Contributions
Abstract: P779
Type: Poster
Abstract Category: Therapy - disease modifying - 30 Tools for detecting therapeutic response
Background and aims: Magnetic resonance imaging (MRI) plays an indispensable role in monitoring treatment in multiple sclerosis (MS). As new lesions on cerebral MRI scans represent a validated biomarker for disease activity and prognosis, clinicians are increasingly using MRIs to assess subclinical activity that might prompt earlier change of disease-modifying therapies (DMTs) in the absence of clinical relapses. ≥3 new cerebral lesions in patients treated with interferon-beta for ≥ 1 year have been linked to worse prognosis. The practical use of MRIs for treatment failure determination is unknown. Using real world data, we assessed the relationship between MRI lesion count and DMT change, taking into account different treatment types.
Methods: MRI lesions counts were extracted from MSBase in December 2016, and analyzed using univariable logistic regression. We included all relapsing-remitting multiple sclerosis (RRMS) patients on DMT, aged < 55 years, with at least one clinical assessment, followed by DMT change within 12 months of the index scan. Those with DMT alterations due to clinical relapses, EDSS change, documented side effects or pregnancy were excluded. DMTs at time of index MRI were subdivided into 'orals', 'injectables' or 'infusions'.
Results: A total of 8311 MRI brain scans of 4232 patients were identified. 26% of MRIs with ≥1 new T2 lesion resulted in starting a new DMT, whilst 50% of MRIs with ≥6 new T2 lesions resulted in a change of DMT. The mean time for DMT change after the index MRI was 4.65 months irrespective of lesion count. For every additional new T2 lesion, the odds of changing DMT were 1.25 (p< 0.001). DMT changes were more frequently observed with initial 'orals' and 'injectables', than with 'infusions'. The odds ratio for additional T2 lesions was 1.39 (p< 0.001) in the 'oral' group compared to 1.24 (p< 0.001) in the 'injectables' group. New Gadolinium-enhancing (Gd+) T1 lesions were 2.43 times more likely to result in a DMT change, irrespective of country. Patients who were on injectables were most likely to change DMTs (OR 2.86; p< 0.001) with a new Gd+ T1 lesion.
Conclusions: Clinicians have low thresholds in making decisions on DMT change with new T2 or Gd+ T1 lesions despite clinical stability. The probability of changing DMTs is highest in patients treated with 'injectable' DMTs. This study suggests that no evidence of disease activity (NEDA) 3 has become a target for MS treatment in various countries.
Disclosure:
Dr. Min has received travel compensation from Novartis, Biogen, Merck, Teva and Sanofi Genzyme.
Dr. Lechner-Scott has accepted travel compensation from Novartis, Biogen and Merck. Her institution receives the honoraria for talks and advisory board commitment from Bayer Health Care, Biogen, Genzyme Sanofi, Merck, Novartis, Teva and Roche, has been involved in clinical trials with Biogen, Novartis and Teva.
Dr. Spelman received honoraria for consultancy, funding for travel and compensation for serving on scientific advisory boards from Biogen Idec Inc; speaker honoraria from Novartis.

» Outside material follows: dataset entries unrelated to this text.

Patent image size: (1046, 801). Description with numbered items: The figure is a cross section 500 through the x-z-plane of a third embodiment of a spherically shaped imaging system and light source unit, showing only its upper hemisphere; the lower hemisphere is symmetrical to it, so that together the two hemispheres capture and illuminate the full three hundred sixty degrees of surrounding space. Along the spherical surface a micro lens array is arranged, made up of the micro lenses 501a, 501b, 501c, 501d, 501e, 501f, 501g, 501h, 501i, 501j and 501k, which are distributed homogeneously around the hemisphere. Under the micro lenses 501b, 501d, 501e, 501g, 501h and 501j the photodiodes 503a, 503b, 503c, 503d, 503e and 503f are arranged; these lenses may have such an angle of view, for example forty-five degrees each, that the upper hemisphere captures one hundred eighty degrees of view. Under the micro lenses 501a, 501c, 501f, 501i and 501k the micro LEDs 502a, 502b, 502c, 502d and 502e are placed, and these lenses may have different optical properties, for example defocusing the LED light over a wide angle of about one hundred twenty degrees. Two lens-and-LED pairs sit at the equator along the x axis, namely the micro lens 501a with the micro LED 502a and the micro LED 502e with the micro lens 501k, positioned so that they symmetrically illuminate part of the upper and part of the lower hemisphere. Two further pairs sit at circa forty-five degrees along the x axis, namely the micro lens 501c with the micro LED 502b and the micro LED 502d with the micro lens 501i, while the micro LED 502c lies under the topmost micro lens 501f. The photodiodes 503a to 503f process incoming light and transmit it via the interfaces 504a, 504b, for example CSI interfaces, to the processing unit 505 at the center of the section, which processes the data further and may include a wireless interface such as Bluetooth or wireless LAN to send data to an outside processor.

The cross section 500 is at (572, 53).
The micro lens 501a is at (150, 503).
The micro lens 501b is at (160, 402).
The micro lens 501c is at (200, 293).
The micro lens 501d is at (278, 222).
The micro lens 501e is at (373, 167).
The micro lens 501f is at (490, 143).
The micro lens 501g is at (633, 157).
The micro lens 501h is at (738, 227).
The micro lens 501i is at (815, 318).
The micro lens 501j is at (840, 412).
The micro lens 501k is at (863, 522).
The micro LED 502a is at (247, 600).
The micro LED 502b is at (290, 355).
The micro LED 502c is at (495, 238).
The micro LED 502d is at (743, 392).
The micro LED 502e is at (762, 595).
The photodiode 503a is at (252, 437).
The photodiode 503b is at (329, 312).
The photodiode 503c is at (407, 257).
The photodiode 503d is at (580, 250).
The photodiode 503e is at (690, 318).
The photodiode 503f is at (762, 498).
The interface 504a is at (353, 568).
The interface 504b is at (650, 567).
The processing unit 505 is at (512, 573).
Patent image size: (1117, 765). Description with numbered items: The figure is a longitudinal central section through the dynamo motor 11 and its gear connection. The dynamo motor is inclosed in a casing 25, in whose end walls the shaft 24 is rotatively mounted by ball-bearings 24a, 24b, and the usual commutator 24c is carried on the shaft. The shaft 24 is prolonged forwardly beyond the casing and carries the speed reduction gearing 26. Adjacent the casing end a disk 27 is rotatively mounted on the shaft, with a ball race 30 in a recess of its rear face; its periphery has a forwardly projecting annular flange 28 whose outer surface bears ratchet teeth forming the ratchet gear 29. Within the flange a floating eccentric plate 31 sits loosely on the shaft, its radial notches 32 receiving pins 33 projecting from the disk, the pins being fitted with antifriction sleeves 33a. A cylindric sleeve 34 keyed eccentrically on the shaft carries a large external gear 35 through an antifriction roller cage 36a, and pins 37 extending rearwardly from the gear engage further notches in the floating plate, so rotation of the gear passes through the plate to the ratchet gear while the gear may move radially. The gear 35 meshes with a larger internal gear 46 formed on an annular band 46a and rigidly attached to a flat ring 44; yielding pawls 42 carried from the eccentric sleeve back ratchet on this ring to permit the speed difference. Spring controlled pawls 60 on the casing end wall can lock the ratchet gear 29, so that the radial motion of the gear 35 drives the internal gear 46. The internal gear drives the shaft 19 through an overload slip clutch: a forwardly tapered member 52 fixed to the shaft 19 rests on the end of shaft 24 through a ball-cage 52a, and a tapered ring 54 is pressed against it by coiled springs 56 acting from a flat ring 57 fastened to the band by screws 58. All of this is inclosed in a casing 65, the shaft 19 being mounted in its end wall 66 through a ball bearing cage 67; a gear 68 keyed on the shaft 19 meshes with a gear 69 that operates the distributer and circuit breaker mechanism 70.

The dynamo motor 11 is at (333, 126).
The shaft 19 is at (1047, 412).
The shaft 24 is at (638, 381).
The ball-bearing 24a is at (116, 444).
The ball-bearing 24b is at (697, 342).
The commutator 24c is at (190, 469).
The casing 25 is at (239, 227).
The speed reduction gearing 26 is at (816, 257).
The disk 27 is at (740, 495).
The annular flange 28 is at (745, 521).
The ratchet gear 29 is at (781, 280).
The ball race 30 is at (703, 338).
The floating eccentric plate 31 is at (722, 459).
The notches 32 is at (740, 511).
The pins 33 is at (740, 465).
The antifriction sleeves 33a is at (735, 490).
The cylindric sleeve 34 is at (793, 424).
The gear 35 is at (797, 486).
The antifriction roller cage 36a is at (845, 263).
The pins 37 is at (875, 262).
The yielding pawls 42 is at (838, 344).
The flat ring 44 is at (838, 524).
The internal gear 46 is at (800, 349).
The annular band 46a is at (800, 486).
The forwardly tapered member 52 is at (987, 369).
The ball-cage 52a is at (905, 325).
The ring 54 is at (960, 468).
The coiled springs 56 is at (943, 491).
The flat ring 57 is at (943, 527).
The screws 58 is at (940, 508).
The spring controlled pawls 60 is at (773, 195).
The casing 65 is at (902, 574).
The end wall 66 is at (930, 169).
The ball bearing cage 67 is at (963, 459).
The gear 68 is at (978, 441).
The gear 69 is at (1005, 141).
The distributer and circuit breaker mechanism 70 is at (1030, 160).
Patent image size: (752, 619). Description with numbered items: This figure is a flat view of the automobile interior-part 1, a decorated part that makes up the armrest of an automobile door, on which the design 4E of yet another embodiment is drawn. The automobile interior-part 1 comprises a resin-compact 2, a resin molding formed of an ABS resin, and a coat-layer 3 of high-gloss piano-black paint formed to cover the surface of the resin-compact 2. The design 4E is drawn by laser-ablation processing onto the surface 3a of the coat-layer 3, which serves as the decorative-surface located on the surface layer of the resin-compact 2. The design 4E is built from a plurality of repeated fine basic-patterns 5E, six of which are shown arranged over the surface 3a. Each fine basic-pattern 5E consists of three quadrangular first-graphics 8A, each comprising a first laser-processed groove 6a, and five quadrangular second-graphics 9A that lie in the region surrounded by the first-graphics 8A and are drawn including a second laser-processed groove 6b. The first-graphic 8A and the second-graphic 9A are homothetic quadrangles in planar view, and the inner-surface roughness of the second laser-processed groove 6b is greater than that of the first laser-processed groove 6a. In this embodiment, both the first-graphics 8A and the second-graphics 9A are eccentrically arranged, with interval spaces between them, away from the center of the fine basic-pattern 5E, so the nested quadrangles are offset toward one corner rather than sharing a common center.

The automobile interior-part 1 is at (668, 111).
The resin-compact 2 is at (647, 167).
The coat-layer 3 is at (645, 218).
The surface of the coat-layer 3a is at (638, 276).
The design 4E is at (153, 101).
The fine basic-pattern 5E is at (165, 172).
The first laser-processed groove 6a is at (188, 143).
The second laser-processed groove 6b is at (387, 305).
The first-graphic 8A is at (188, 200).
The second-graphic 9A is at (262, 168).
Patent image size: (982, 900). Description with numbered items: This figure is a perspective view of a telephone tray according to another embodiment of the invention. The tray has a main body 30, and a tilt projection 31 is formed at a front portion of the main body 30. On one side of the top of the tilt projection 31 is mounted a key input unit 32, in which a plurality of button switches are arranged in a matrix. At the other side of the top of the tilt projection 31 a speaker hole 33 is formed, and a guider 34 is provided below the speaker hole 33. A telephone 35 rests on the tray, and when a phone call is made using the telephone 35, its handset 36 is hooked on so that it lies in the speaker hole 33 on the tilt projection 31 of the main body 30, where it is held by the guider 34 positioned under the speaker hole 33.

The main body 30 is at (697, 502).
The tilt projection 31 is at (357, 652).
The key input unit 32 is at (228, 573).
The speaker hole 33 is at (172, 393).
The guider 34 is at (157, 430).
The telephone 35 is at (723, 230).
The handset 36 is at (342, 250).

Dr. Sola reports no disclosures.
Dr. Granella has received research grants from Biogen; has served on advisory boards for Biogen, Novartis, Sanofi Genzyme and Merck Serono.
Dr Butzkueven has accepted research support from Biogen, Novartis, Merck. Advisory Board and Speaker fees from Roche, Biogen, Novartis, Merck, Teva, Medscape, Oxford Pharamgenesis.
Dr. Alroughani has accepted research support from Biogen, Novartis, Sanofi, and received Advisory Board and Speaker fees from Roche, Bayer, Biogen, Novartis, Merck, Sanofi, GSK.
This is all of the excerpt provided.